Hamburg. Der Kabarettist Henning Venske verabschiedet sich nach 57 Jahren von der Bühne und rechnet im Interview schon mal ab.
Es hatte Charme, praktische und persönliche Gründe: Den Auftakt seiner bundesweiten Abschiedstournee verband Henning Venske Ende Februar in Minden zugleich mit dem Jubiläumstreffen zum 60. Abitur mit seinen ehemaligen Mitschülern in der Stadt in der Region Ostwestfalen-Lippe. Und nicht nur im dortigen Theater war der Saal voll.
Mit seinem Programm „Summa Summarum“ verabschiedet sich der Hamburger Kabarettist, Schauspieler, Regisseur, Autor und frühere NDR-Moderator in diesem Jahr von der Bühne. Nach einer Osterpause mit Zeit für die Enkelkinder und der Feier des 79. Geburtstags am gestrigen Dienstag tritt Hamburgs langlebigste Lästerzunge noch mal hier auf. Mit seinem langjährigen musikalischen Begleiter, dem Akkordeonvirtuosen Frank Grischek, spielt Venske sein Abschiedsprogramm von diesem Donnerstag bis zum Sonntag in Alma Hoppes Lustspielhaus.
Künstlerische Heimat in Hamburg
Jenem Eppendorfer Kabarett-Theater, das 1994 nach seiner Rückkehr vom Ensemble der Münchner Lach- und Schießgesellschaft nach Hamburg seine künstlerische Heimat wurde. Von dort aus hatte Venske noch gespottet, Bürgermeister Ole von Beust sehe immer so aus, „wie es aus Douglas-Parfümerien riecht“, 2009 bekam er unter dessen schwarz-grünem Senat zu seiner Verblüffung dann von Kultursenatorin Karin von Welck (parteilos) die Biermann-Ratjen-Medaille des Senats der Freien und Hansestadt Hamburg – für seine Verdienste um die Kultur in Hamburg.
Herr Venske, bei Veranstaltern (auch im Lustspielhaus) werden Sie mit Ihrem letzten Programm als „Kabarettist der guten alten Schule“ bezeichnet. Das kann einem, der sich selbst gern als „gelernten Misanthropen“ bezeichnet, nicht gefallen ...?

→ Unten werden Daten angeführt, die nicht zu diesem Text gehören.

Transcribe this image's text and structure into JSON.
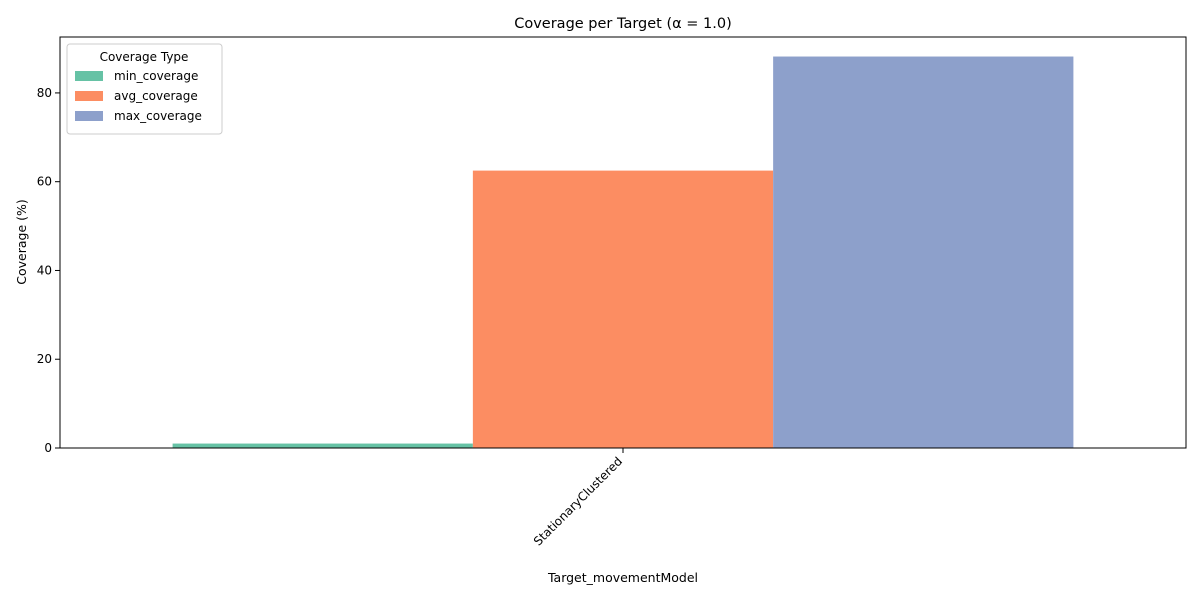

Henning Venske: Erstens: Ich weiß nicht, was mit „gute alte Schule“ gemeint ist. Gibt es auch eine weniger gute „neue Schule?“ Und zweitens: Ich habe mich nie „gern“ als „gelernten Misanthropen“ bezeichnet – wenn ich diesen Ausdruck verwende, dann ist das selbstironisch gemeint. Kein Satiriker ist ein Menschenhasser – Charles Chaplin sagte: „Ein echter Satiriker kann nur ein Mensch sein, der im Herzensgrund die Menschen liebt.“ Empathie und Mitleid mit den Schwachen, den Hungernden, den Ausgebeuteten und Unterdrückten sind die Antriebskräfte des Satirikers – und die Wut auf jene, die das Elend verursachen.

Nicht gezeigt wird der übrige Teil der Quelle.